Assessing the visual realism of deepfake videos: an IQA-based approach


Creative Commons License

Demir A., Dirik A. E., Vatansever S.

PEERJ COMPUTER SCIENCE, cilt.12, ss.1-22, 2026 (SCI-Expanded, Scopus)

  • Yayın Türü: Makale / Tam Makale
  • Cilt numarası: 12
  • Basım Tarihi: 2026
  • Doi Numarası: 10.7717/peerj-cs.3893
  • Dergi Adı: PEERJ COMPUTER SCIENCE
  • Derginin Tarandığı İndeksler: Scopus, Science Citation Index Expanded (SCI-EXPANDED), Compendex, Directory of Open Access Journals
  • Sayfa Sayıları: ss.1-22
  • Açık Arşiv Koleksiyonu: AVESİS Açık Erişim Koleksiyonu
  • Bursa Uludağ Üniversitesi Adresli: Evet

Özet

As deepfake videos become increasingly realistic, the ability of detection models to generalize across manipulation techniques with varying degrees of visual realism has become critical. However, many existing deepfake datasets contain visually low-realism samples that can hinder effective model training and result in misleading assessments of detection performance. While prior work has focused on dataset-level assessments of visual realism, systematic individual video-level research has received limited attention.

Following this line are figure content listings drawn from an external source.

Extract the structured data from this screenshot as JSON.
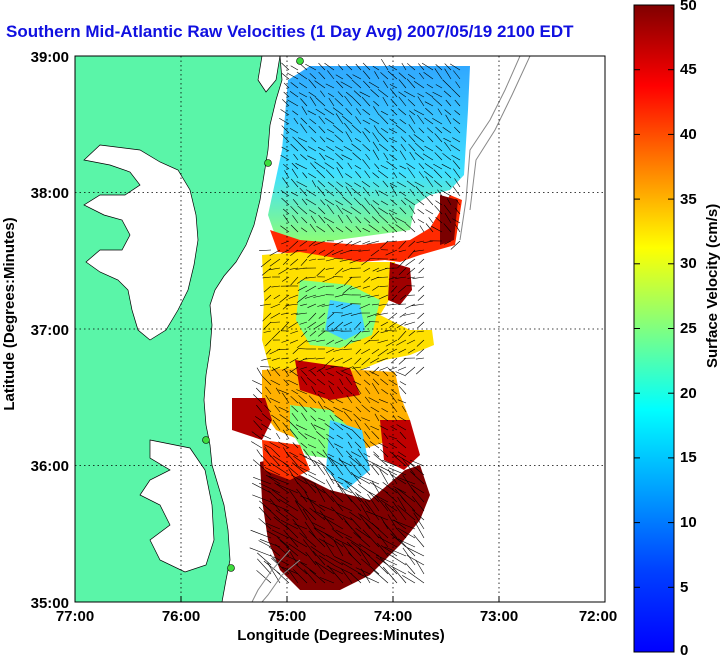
{
  "title": "Southern Mid-Atlantic Raw Velocities (1 Day Avg) 2007/05/19 2100 EDT",
  "axes": {
    "xlabel": "Longitude (Degrees:Minutes)",
    "ylabel": "Latitude (Degrees:Minutes)",
    "xticks": [
      "77:00",
      "76:00",
      "75:00",
      "74:00",
      "73:00",
      "72:00"
    ],
    "yticks": [
      "39:00",
      "38:00",
      "37:00",
      "36:00",
      "35:00"
    ],
    "xlim": [
      -77,
      -72
    ],
    "ylim": [
      35,
      39
    ],
    "grid": true
  },
  "colorbar": {
    "label": "Surface Velocity (cm/s)",
    "ticks": [
      "50",
      "45",
      "40",
      "35",
      "30",
      "25",
      "20",
      "15",
      "10",
      "5",
      "0"
    ],
    "range": [
      0,
      50
    ],
    "colormap": "jet"
  },
  "colors": {
    "land": "#5af5a8",
    "title": "#1010e0",
    "site_marker": "#3ddc3d"
  }
}
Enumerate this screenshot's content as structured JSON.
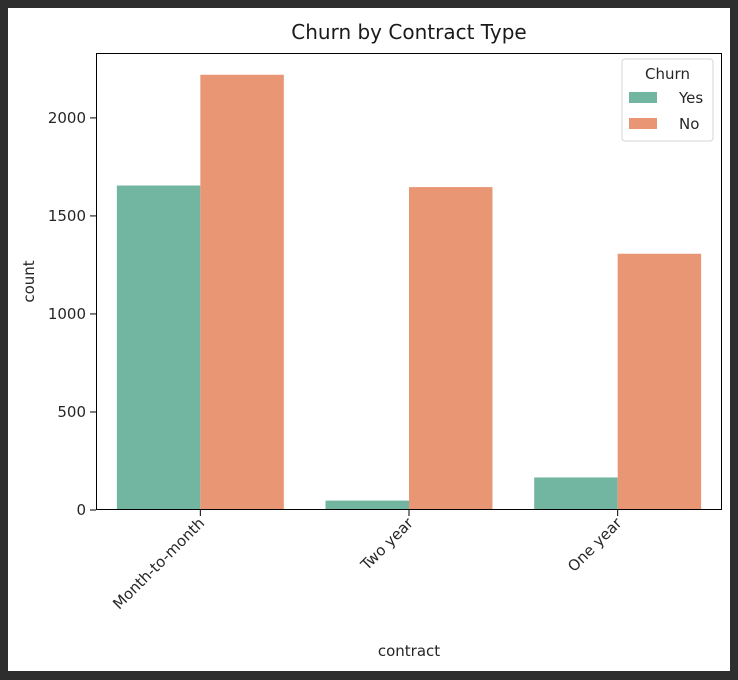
{
  "chart_data": {
    "type": "bar",
    "title": "Churn by Contract Type",
    "xlabel": "contract",
    "ylabel": "count",
    "categories": [
      "Month-to-month",
      "Two year",
      "One year"
    ],
    "series": [
      {
        "name": "Yes",
        "values": [
          1655,
          48,
          166
        ],
        "color": "#72b6a1"
      },
      {
        "name": "No",
        "values": [
          2220,
          1647,
          1307
        ],
        "color": "#e99675"
      }
    ],
    "ylim": [
      0,
      2331
    ],
    "yticks": [
      0,
      500,
      1000,
      1500,
      2000
    ],
    "legend": {
      "title": "Churn",
      "placement": "top-right"
    },
    "grid": false
  }
}
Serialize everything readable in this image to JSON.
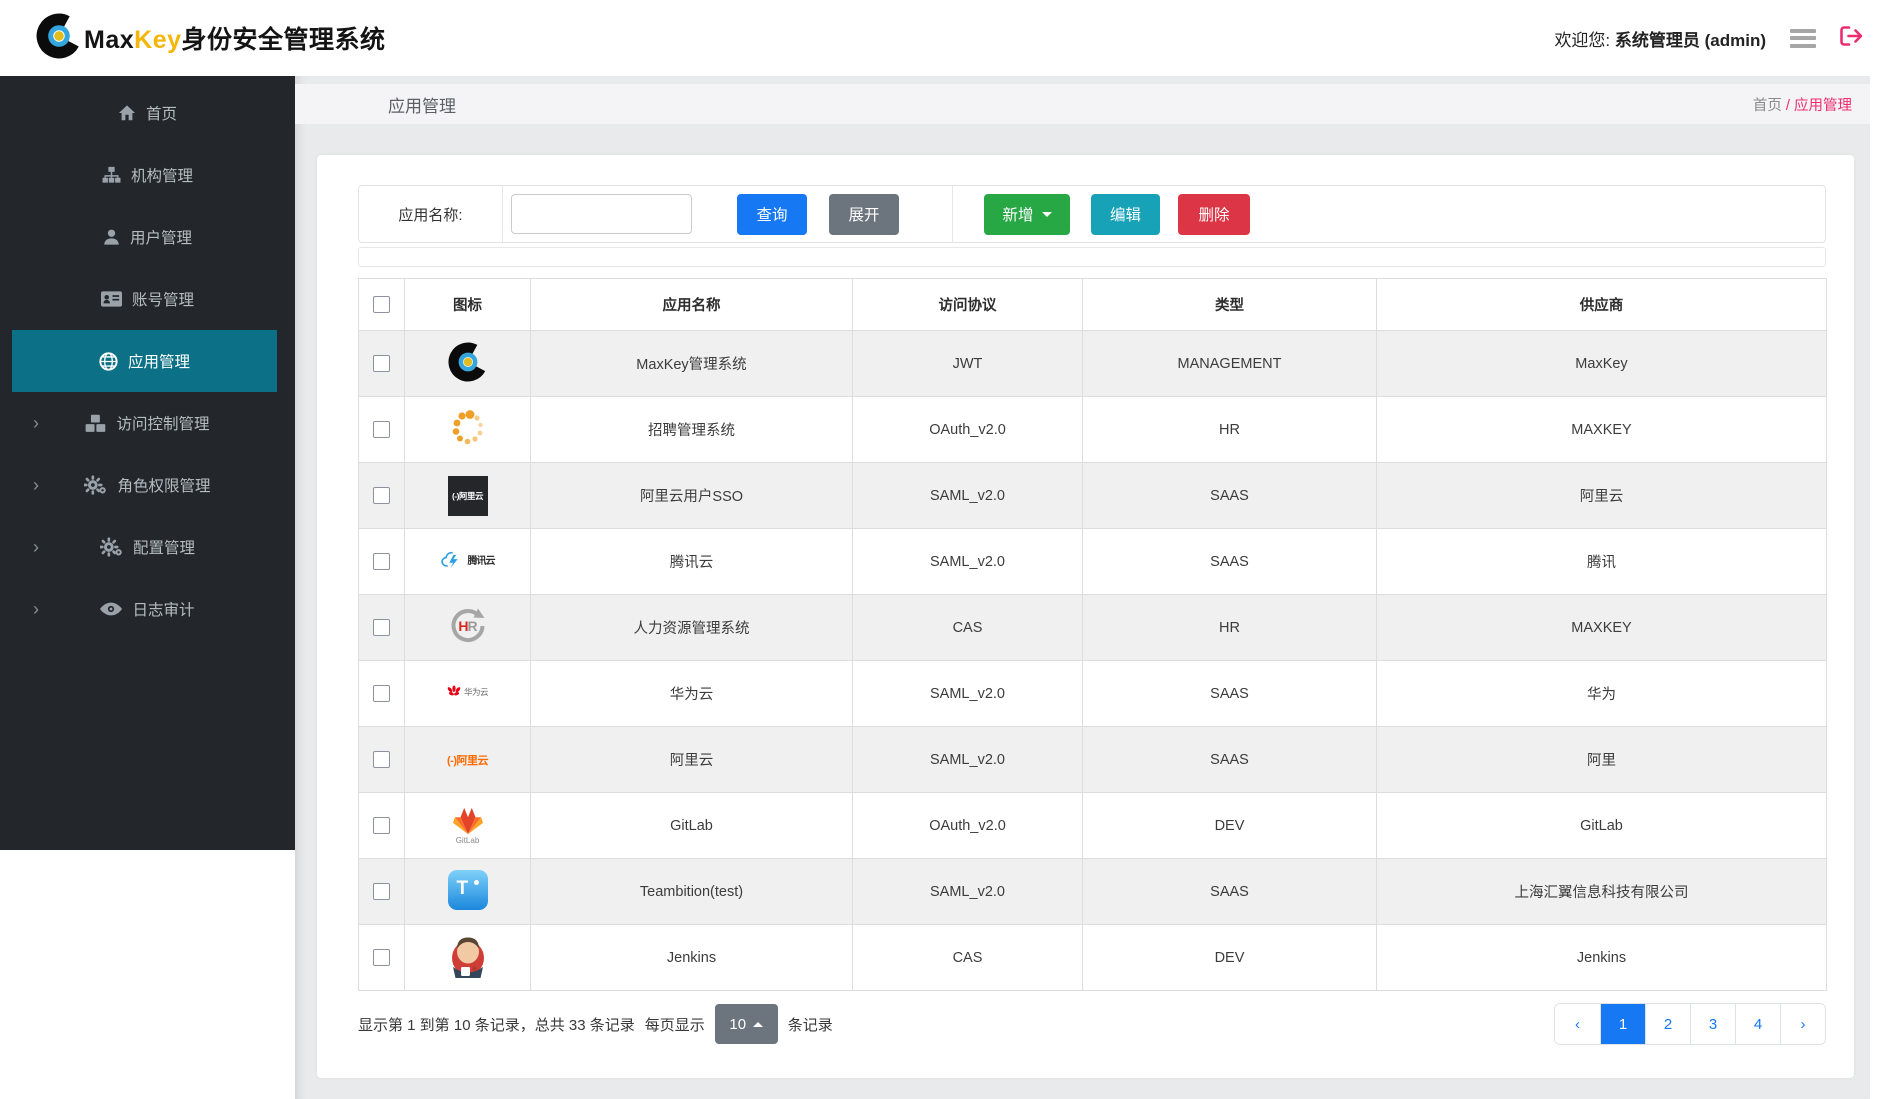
{
  "header": {
    "brand_max": "Max",
    "brand_key": "Key",
    "brand_suffix": "身份安全管理系统",
    "welcome_prefix": "欢迎您: ",
    "welcome_user": "系统管理员 (admin)"
  },
  "sidebar": {
    "items": [
      {
        "label": "首页",
        "icon": "home-icon",
        "active": false,
        "expandable": false
      },
      {
        "label": "机构管理",
        "icon": "org-sitemap-icon",
        "active": false,
        "expandable": false
      },
      {
        "label": "用户管理",
        "icon": "user-icon",
        "active": false,
        "expandable": false
      },
      {
        "label": "账号管理",
        "icon": "account-card-icon",
        "active": false,
        "expandable": false
      },
      {
        "label": "应用管理",
        "icon": "app-globe-icon",
        "active": true,
        "expandable": false
      },
      {
        "label": "访问控制管理",
        "icon": "access-cubes-icon",
        "active": false,
        "expandable": true
      },
      {
        "label": "角色权限管理",
        "icon": "role-gears-icon",
        "active": false,
        "expandable": true
      },
      {
        "label": "配置管理",
        "icon": "config-gears-icon",
        "active": false,
        "expandable": true
      },
      {
        "label": "日志审计",
        "icon": "log-eye-icon",
        "active": false,
        "expandable": true
      }
    ]
  },
  "page": {
    "title": "应用管理",
    "breadcrumb_home": "首页",
    "breadcrumb_sep": " / ",
    "breadcrumb_current": "应用管理"
  },
  "toolbar": {
    "search_label": "应用名称:",
    "search_value": "",
    "query": "查询",
    "expand": "展开",
    "add": "新增",
    "edit": "编辑",
    "del": "删除"
  },
  "table": {
    "headers": [
      "图标",
      "应用名称",
      "访问协议",
      "类型",
      "供应商"
    ],
    "rows": [
      {
        "icon": "maxkey-logo",
        "name": "MaxKey管理系统",
        "protocol": "JWT",
        "type": "MANAGEMENT",
        "vendor": "MaxKey"
      },
      {
        "icon": "recruit-dots-logo",
        "name": "招聘管理系统",
        "protocol": "OAuth_v2.0",
        "type": "HR",
        "vendor": "MAXKEY"
      },
      {
        "icon": "aliyun-dark-logo",
        "name": "阿里云用户SSO",
        "protocol": "SAML_v2.0",
        "type": "SAAS",
        "vendor": "阿里云"
      },
      {
        "icon": "tencent-cloud-logo",
        "name": "腾讯云",
        "protocol": "SAML_v2.0",
        "type": "SAAS",
        "vendor": "腾讯"
      },
      {
        "icon": "hr-logo",
        "name": "人力资源管理系统",
        "protocol": "CAS",
        "type": "HR",
        "vendor": "MAXKEY"
      },
      {
        "icon": "huawei-cloud-logo",
        "name": "华为云",
        "protocol": "SAML_v2.0",
        "type": "SAAS",
        "vendor": "华为"
      },
      {
        "icon": "aliyun-orange-logo",
        "name": "阿里云",
        "protocol": "SAML_v2.0",
        "type": "SAAS",
        "vendor": "阿里"
      },
      {
        "icon": "gitlab-logo",
        "name": "GitLab",
        "protocol": "OAuth_v2.0",
        "type": "DEV",
        "vendor": "GitLab"
      },
      {
        "icon": "teambition-logo",
        "name": "Teambition(test)",
        "protocol": "SAML_v2.0",
        "type": "SAAS",
        "vendor": "上海汇翼信息科技有限公司"
      },
      {
        "icon": "jenkins-logo",
        "name": "Jenkins",
        "protocol": "CAS",
        "type": "DEV",
        "vendor": "Jenkins"
      }
    ]
  },
  "pagination": {
    "summary": "显示第 1 到第 10 条记录，总共 33 条记录",
    "per_page_label": "每页显示",
    "page_size": "10",
    "per_page_suffix": "条记录",
    "pages": [
      {
        "label": "‹",
        "active": false
      },
      {
        "label": "1",
        "active": true
      },
      {
        "label": "2",
        "active": false
      },
      {
        "label": "3",
        "active": false
      },
      {
        "label": "4",
        "active": false
      },
      {
        "label": "›",
        "active": false
      }
    ]
  },
  "colors": {
    "sidebar_bg": "#23272b",
    "active_teal": "#0c7086",
    "primary_blue": "#1678f3",
    "green": "#28a745",
    "gray": "#6c757d",
    "cyan": "#17a2b8",
    "red": "#dc3545",
    "pink": "#ed2d70",
    "brand_gold": "#f5b60a"
  }
}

To address this gap, this study proposes a video-level visual realism assessment method that quantifies distributional differences in no-reference image quality (NR-IQA) scores between pristine and manipulated videos using Cohen’s d as an effect-size measure, yielding a per-video score referred to as the Video Fidelity Score (VFS). Experiments conducted on the FaceForensics++, FaceShifter, and Celeb-DF datasets characterize realism variations both within individual datasets and across datasets under a consistent experimental setup. The resulting VFS-based rankings exhibit trends that are consistent with Fréchet Inception Distance (FID) measurements, supporting the reliability of the proposed realism stratification. In addition, a dedicated human evaluation study confirms that VFS aligns well with human visual perception when distinguishing between visually high- and low-realism videos. Overall, the proposed approach offers a practical tool for realism-aware dataset curation, with potential implications for both deepfake generation and detection research.